The problem became abundantly clear when I hired my first team member. I started training her on how to manage certain client work, except I couldn’t give her a single process to follow.
Conversations went like this:
Me: “Okay, for this client, we do it this way, except instead of this, do this, this, and this.”
Her: “Okay, so for the next client, we also do it this way?”
Me: “No, everything is the same, except instead of doing this, this, and this, do that, that, and that.”
Her: “Okay… and what about this third client”
Me: “They’re entirely different.”
Cue mass chaos.
Yes, you’ll have clients who will have little special things you need to do for them and them only.
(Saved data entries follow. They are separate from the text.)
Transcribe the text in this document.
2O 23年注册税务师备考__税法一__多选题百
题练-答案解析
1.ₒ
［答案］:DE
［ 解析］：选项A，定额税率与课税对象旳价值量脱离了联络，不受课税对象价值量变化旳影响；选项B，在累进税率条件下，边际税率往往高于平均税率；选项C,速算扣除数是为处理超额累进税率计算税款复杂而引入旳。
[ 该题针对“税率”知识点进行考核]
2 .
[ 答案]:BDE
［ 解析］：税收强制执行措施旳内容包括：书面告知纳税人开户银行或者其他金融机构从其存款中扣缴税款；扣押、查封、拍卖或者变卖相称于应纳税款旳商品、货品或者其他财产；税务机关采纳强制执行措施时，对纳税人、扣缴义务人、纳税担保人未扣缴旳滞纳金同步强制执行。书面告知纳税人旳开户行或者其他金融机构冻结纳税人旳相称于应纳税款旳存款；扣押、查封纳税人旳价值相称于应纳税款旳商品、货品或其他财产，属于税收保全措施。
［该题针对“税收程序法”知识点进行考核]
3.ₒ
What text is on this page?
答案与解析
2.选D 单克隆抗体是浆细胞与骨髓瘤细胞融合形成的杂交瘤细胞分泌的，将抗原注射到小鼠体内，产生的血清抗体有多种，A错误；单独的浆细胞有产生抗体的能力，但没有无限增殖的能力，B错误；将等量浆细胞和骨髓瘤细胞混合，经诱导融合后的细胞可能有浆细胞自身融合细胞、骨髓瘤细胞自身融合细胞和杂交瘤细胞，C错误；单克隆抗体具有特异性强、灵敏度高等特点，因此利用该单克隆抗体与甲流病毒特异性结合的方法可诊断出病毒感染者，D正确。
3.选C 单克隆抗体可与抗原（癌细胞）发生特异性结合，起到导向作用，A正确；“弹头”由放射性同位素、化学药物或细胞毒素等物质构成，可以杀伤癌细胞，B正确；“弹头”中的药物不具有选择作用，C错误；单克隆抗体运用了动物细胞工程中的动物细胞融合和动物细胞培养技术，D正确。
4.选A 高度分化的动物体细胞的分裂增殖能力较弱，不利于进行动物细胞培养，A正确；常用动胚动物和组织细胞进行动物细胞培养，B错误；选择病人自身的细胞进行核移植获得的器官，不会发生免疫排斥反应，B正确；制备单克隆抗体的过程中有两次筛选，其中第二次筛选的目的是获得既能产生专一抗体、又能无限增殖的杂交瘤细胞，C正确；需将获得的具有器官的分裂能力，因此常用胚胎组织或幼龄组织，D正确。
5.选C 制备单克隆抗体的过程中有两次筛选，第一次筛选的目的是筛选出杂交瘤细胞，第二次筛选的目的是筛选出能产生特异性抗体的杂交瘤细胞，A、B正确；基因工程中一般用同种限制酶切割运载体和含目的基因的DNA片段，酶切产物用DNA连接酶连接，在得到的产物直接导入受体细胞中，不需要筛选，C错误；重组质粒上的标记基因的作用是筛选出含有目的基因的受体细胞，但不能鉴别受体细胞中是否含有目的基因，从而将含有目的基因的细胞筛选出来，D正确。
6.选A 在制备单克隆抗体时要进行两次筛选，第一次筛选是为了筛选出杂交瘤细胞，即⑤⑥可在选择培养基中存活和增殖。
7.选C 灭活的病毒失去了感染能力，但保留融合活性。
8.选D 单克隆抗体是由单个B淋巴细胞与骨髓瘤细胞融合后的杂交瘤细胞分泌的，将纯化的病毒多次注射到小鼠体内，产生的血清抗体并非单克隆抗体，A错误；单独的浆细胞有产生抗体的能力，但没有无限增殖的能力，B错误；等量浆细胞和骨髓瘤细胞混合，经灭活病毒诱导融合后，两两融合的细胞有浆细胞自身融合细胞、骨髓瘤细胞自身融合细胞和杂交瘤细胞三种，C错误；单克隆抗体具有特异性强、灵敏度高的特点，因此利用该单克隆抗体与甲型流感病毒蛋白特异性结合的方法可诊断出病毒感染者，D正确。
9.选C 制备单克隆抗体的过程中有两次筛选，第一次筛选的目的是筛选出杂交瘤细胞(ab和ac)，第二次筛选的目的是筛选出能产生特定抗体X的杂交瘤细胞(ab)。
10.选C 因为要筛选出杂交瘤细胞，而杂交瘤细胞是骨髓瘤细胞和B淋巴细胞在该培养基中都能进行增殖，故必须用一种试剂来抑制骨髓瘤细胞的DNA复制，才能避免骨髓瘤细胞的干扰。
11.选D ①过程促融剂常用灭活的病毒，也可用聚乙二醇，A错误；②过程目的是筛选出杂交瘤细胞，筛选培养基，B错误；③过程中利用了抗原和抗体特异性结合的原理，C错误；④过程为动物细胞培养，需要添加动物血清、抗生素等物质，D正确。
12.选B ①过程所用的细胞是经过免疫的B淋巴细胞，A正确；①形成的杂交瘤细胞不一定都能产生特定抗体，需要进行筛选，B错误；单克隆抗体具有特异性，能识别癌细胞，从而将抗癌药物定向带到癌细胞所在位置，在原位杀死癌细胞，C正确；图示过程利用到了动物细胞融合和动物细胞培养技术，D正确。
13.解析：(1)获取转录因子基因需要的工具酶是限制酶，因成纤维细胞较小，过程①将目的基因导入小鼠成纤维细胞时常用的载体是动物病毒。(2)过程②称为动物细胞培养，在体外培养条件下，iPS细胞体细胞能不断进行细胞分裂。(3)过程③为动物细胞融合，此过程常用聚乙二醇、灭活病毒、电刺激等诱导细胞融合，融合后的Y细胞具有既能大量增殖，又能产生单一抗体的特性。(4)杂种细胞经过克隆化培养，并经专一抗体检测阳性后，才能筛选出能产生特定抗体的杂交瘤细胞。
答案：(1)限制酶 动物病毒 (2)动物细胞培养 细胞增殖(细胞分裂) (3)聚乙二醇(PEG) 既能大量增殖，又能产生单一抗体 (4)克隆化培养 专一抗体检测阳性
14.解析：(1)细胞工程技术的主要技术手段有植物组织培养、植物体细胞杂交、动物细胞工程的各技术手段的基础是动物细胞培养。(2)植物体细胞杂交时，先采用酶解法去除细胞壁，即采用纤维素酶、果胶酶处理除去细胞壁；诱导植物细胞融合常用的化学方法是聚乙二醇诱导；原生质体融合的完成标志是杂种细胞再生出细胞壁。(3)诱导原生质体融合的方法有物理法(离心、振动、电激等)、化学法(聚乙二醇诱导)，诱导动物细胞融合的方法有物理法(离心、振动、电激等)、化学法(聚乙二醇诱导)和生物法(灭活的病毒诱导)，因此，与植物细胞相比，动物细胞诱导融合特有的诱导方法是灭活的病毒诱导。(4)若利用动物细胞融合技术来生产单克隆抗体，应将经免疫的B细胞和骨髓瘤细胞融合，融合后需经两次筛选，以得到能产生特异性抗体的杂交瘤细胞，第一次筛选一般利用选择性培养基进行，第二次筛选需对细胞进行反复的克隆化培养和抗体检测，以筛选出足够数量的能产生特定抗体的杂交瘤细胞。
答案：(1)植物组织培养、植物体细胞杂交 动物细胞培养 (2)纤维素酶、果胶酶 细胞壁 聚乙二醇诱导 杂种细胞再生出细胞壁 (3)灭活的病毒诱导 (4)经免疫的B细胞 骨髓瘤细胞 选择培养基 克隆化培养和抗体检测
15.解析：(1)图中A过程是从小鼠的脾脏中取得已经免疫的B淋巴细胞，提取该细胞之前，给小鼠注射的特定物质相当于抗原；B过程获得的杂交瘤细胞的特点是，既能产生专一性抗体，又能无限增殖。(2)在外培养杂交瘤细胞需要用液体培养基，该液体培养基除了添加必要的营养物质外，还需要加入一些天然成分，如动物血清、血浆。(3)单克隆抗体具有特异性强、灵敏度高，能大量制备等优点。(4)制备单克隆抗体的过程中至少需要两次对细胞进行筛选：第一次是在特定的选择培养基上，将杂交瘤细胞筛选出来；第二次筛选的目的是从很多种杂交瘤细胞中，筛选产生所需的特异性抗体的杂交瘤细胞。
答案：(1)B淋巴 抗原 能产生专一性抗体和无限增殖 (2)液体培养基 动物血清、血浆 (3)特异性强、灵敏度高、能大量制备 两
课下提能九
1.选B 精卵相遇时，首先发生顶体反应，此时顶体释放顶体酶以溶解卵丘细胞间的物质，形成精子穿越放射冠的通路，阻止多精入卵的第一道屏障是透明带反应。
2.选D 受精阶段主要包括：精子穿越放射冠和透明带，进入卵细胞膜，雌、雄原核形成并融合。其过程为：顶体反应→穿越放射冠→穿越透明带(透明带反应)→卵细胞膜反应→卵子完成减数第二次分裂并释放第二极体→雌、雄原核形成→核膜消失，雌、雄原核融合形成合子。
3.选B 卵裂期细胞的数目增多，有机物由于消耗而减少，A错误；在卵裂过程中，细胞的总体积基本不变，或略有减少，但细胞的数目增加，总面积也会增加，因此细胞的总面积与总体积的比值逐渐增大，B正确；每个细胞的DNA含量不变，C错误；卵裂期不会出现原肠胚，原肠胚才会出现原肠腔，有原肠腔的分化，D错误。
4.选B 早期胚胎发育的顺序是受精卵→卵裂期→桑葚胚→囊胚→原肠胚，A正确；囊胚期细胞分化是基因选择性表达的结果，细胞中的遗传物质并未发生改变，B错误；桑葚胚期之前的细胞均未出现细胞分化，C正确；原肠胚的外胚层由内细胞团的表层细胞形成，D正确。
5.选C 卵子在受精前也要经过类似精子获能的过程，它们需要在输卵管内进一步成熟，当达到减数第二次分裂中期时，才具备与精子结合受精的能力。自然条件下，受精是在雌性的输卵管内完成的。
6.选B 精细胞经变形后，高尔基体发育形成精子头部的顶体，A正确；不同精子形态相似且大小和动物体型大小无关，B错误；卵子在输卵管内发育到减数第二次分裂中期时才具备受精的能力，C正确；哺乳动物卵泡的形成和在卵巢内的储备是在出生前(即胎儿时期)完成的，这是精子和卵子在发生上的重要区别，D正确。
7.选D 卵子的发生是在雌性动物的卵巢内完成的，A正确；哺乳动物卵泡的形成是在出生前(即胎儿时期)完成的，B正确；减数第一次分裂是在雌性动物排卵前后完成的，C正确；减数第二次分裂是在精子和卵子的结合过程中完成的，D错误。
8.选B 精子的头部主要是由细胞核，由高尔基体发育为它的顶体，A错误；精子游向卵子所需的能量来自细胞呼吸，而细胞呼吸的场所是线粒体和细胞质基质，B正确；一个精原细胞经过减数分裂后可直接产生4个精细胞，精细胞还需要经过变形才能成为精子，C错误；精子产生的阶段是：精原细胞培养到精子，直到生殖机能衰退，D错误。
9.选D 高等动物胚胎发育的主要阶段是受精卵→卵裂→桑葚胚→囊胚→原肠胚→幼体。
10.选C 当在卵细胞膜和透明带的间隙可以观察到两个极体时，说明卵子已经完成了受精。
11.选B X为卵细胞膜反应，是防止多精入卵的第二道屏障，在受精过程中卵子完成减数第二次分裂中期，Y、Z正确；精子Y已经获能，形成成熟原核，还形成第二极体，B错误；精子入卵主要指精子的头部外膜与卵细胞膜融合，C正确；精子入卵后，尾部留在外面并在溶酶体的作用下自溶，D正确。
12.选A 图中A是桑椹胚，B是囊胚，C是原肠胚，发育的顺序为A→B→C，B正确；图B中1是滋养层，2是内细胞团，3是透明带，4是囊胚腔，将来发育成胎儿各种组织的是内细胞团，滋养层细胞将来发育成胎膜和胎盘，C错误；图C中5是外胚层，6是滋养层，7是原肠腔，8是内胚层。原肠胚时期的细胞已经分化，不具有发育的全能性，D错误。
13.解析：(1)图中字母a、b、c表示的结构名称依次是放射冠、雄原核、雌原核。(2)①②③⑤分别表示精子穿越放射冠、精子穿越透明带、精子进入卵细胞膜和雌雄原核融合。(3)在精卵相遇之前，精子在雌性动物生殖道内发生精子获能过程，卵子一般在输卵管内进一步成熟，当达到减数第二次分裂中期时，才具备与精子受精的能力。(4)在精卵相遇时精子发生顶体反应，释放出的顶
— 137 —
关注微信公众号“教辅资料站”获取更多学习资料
For instance, I have one client who specifically requested that I optimize all of their photos using a specific tool he loves. It was very easy to accommodate this, so I did.
However, outside of this, the process of putting photos in blogs for our clients is the same across the board. This made it easy for me to write down a process (processes should always be in writing!) and give it to a team member to follow, literally step by step.
Is your brain melting yet?
I know this might feel overwhelming. It’s a lot. Your best bet is to think about the seven points above and then take it one step at a time.
Social media is a lucrative industry. There’s money to be made. Plan your next steps in advance, get comfortable with being uncomfortable, and put one foot in front of the other. You got this.